Il nodo si è formato nel momento in cui la presidente di Commissione, la leghista Giulia Bongiorno, ha promosso una modifica del testo che ne sostituisce la sostanza. Invece di basare il provvedimento sul “modello del consenso”, punendo chi agisce senza un sì esplicito e libero, ha proposto di legarlo al “modello del dissenso”, che si basa invece sulla nozione di atti compiuti contro la volontà.
L’opposizione si è detta contraria a questa modifica, arrivando a bloccare i lavori in Commissione al fine di ottenere il via libera sul testo originale. Con il modello proposto da Bongiorno si innesca un meccanismo paradossale basato sulla necessità che la vittima abbia mostrato un’adeguata contrarietà alla violenza affinché quest’ultima possa essere riconosciuta.

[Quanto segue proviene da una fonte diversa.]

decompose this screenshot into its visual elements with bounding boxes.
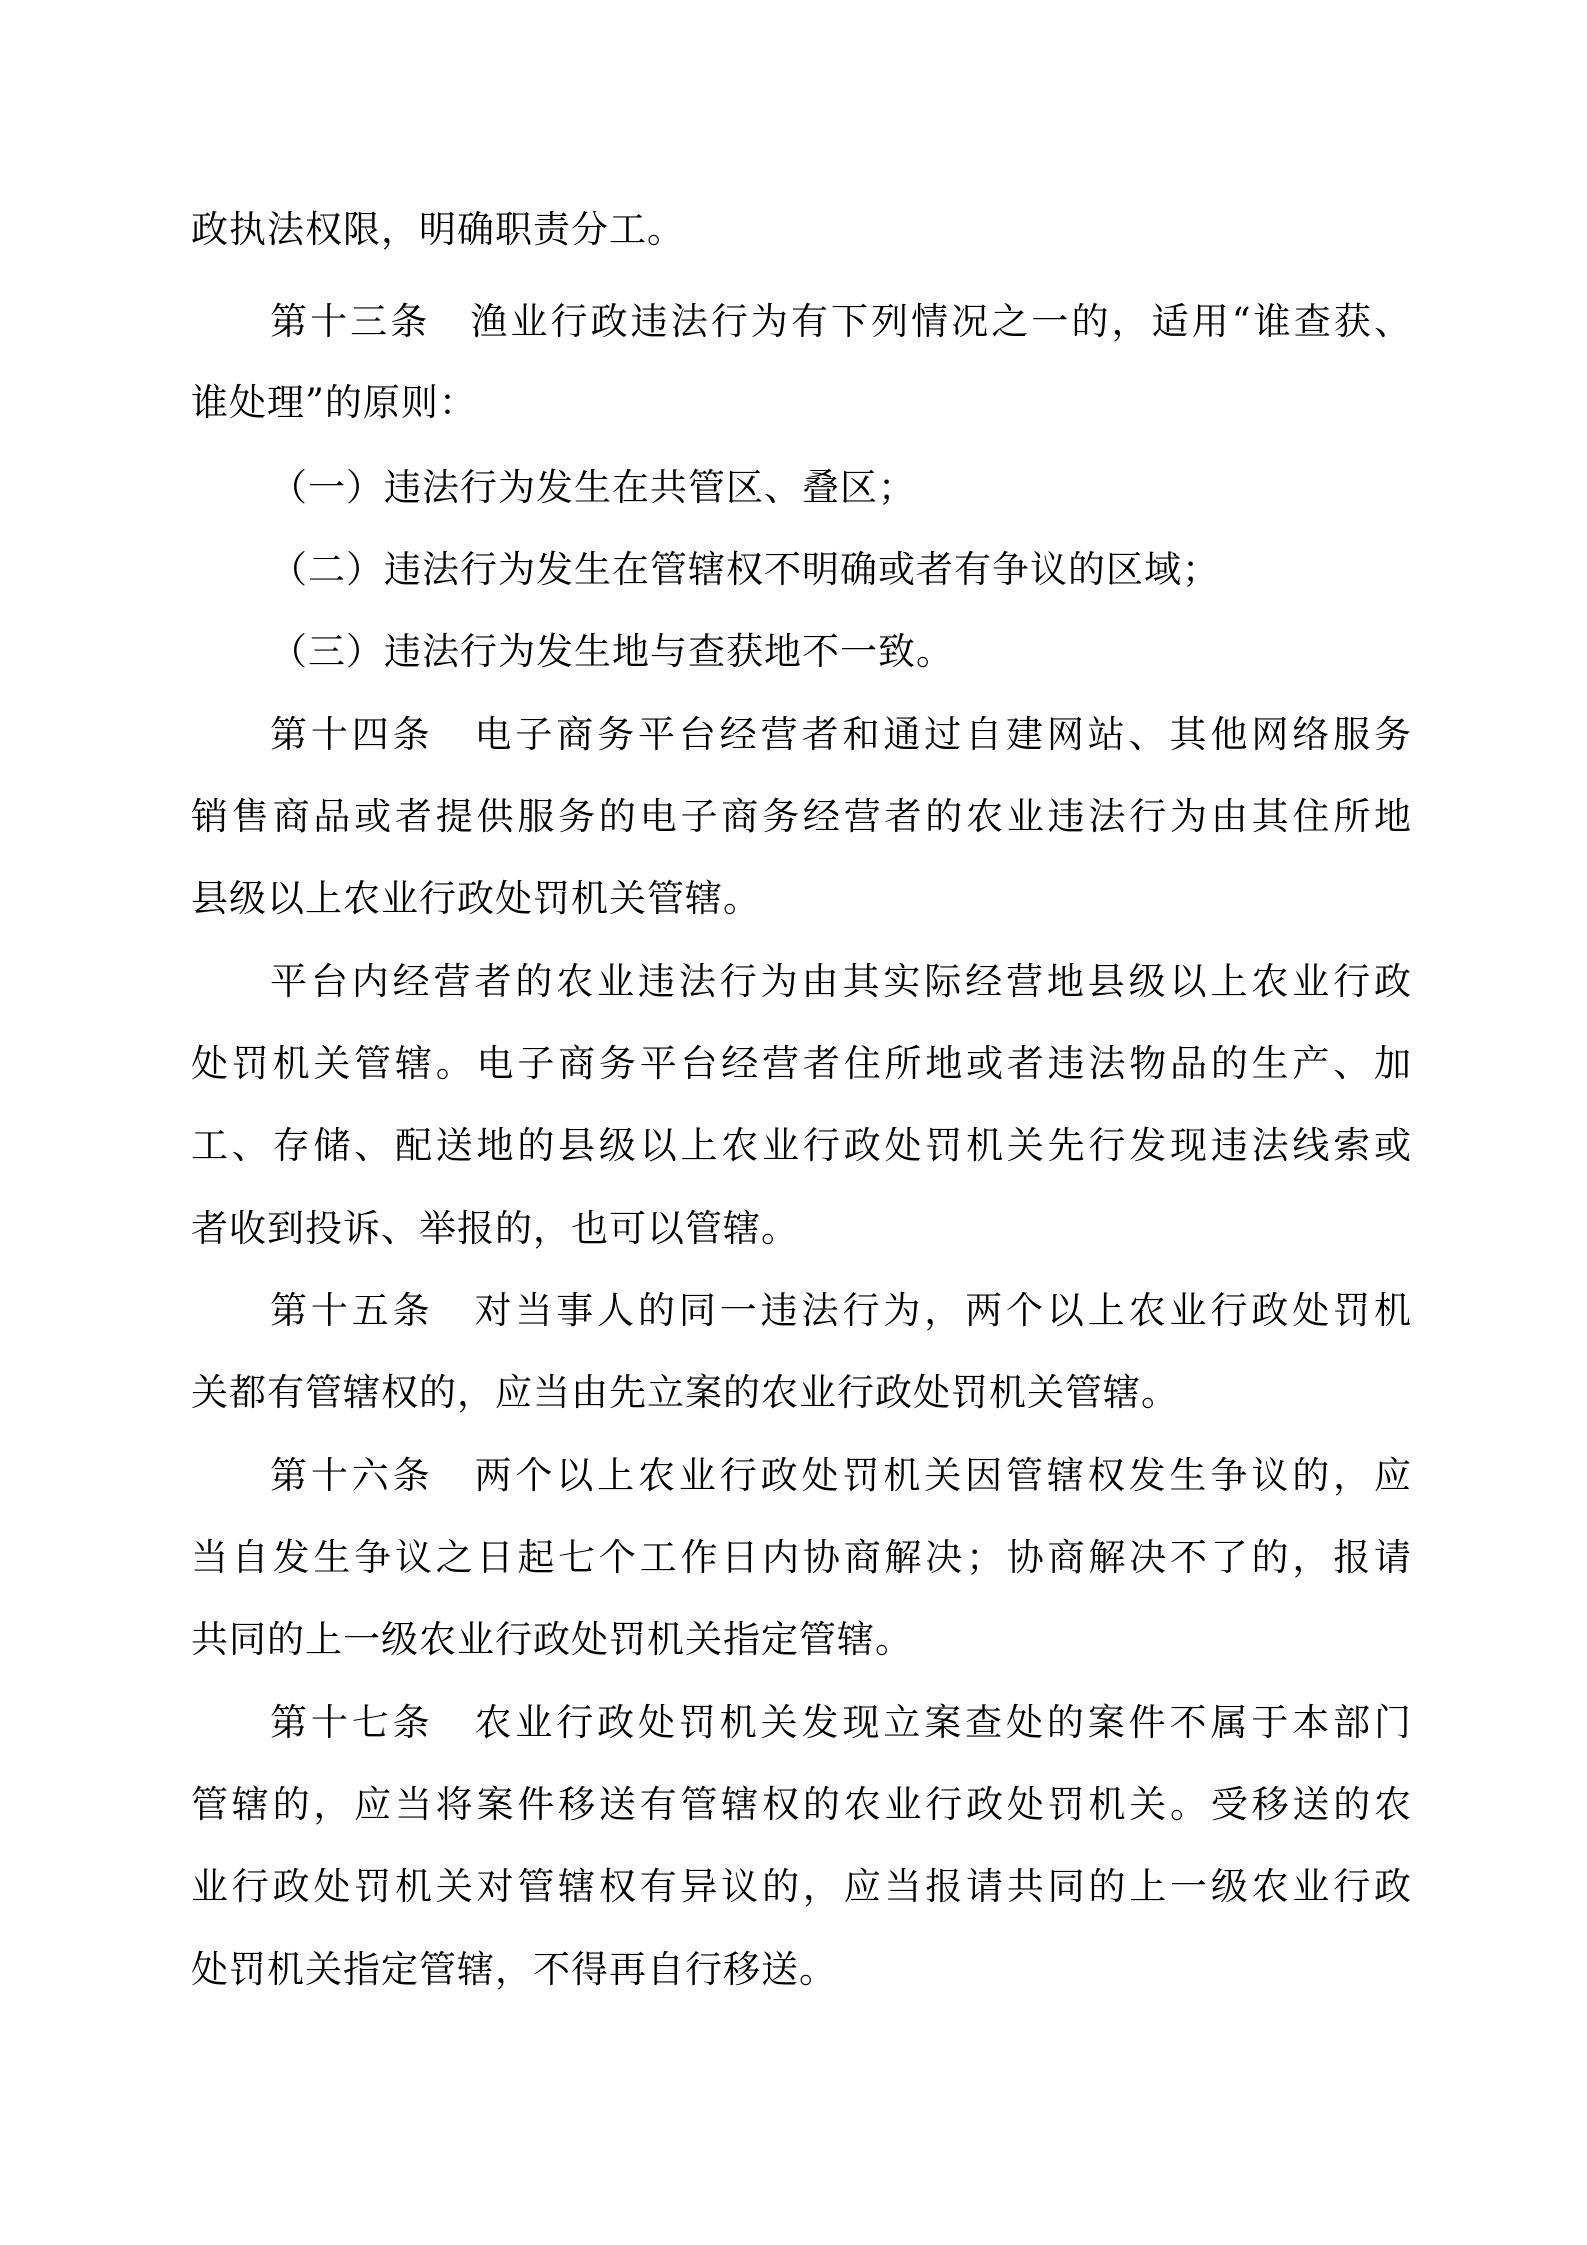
list-item: （三）违法行为发生地与查获地不一致。 [270, 630, 954, 673]
text-line: 管辖的，应当将案件移送有管辖权的农业行政处罚机关。受移送的农 [191, 1783, 1412, 1826]
text-line: 处罚机关管辖。电子商务平台经营者住所地或者违法物品的生产、加 [191, 1042, 1412, 1085]
paragraph-line: 平台内经营者的农业违法行为由其实际经营地县级以上农业行政 [270, 960, 1412, 1003]
text-line: 者收到投诉、举报的，也可以管辖。 [191, 1207, 799, 1250]
text-line: 共同的上一级农业行政处罚机关指定管辖。 [191, 1618, 913, 1661]
text-line: 关都有管辖权的，应当由先立案的农业行政处罚机关管辖。 [191, 1371, 1179, 1414]
text-line: 谁处理”的原则： [191, 381, 477, 424]
text-line: 当自发生争议之日起七个工作日内协商解决；协商解决不了的，报请 [191, 1536, 1412, 1579]
text-line: 业行政处罚机关对管辖权有异议的，应当报请共同的上一级农业行政 [191, 1865, 1412, 1908]
text-line: 处罚机关指定管辖，不得再自行移送。 [191, 1948, 837, 1991]
text-line: 县级以上农业行政处罚机关管辖。 [191, 877, 761, 920]
list-item: （二）违法行为发生在管辖权不明确或者有争议的区域； [270, 548, 1220, 591]
article-13-heading-line: 第十三条 渔业行政违法行为有下列情况之一的，适用“谁查获、 [270, 300, 1412, 343]
text-line: 工、存储、配送地的县级以上农业行政处罚机关先行发现违法线索或 [191, 1124, 1412, 1167]
text-line: 政执法权限，明确职责分工。 [191, 208, 685, 251]
article-15-heading-line: 第十五条 对当事人的同一违法行为，两个以上农业行政处罚机 [270, 1289, 1412, 1332]
text-line: 销售商品或者提供服务的电子商务经营者的农业违法行为由其住所地 [191, 795, 1412, 838]
article-14-heading-line: 第十四条 电子商务平台经营者和通过自建网站、其他网络服务 [270, 713, 1412, 756]
list-item: （一）违法行为发生在共管区、叠区； [270, 466, 916, 509]
article-16-heading-line: 第十六条 两个以上农业行政处罚机关因管辖权发生争议的，应 [270, 1454, 1412, 1497]
article-17-heading-line: 第十七条 农业行政处罚机关发现立案查处的案件不属于本部门 [270, 1701, 1412, 1744]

È scontro sul tema del consenso nel ddl stupri
Intanto, mentre la proposta di legge è bloccata in Parlamento, in Italia le donne continuano a lottare per i loro diritti. Lo sottolinea la senatrice del Pd Valeria Valente, che ha citato la sentenza storica del 10 luglio che ha portato alla condanna per gli abusi nei confronti di una hostess. La sentenza di Cassazione ha ribaltato le due precedenti, che si basavano sulla possibilità che la donna avesse avuto una manciata di secondi per opporsi agli abusi e non lo avesse fatto.
Valente ha sottolineato che questa vicenda è la dimostrazione che nel nostro ordinamento è necessaria una legge sul consenso “che stabilisca una volta per tutte che senza un sì è violenza”. Mentre questa sentenza potrà essere utile a molte altre donne nella stessa situazione della hostess, resta l’amaro in bocca per un’opportunità politica lasciata in una situazione di stallo. “Non è giusto chiedere a tutte coloro che denunciano, per ottenere giustizia, uno sforzo come quello sostenuto dalla protagonista di questa vicenda”, ha proseguito Valente, ricordando che il via libera al testo originario del ddl stupri permetterebbe di velocizzare numerosi processi. L’accordo tra le due parti in commissione, però, sembra ben lontano dal realizzarsi.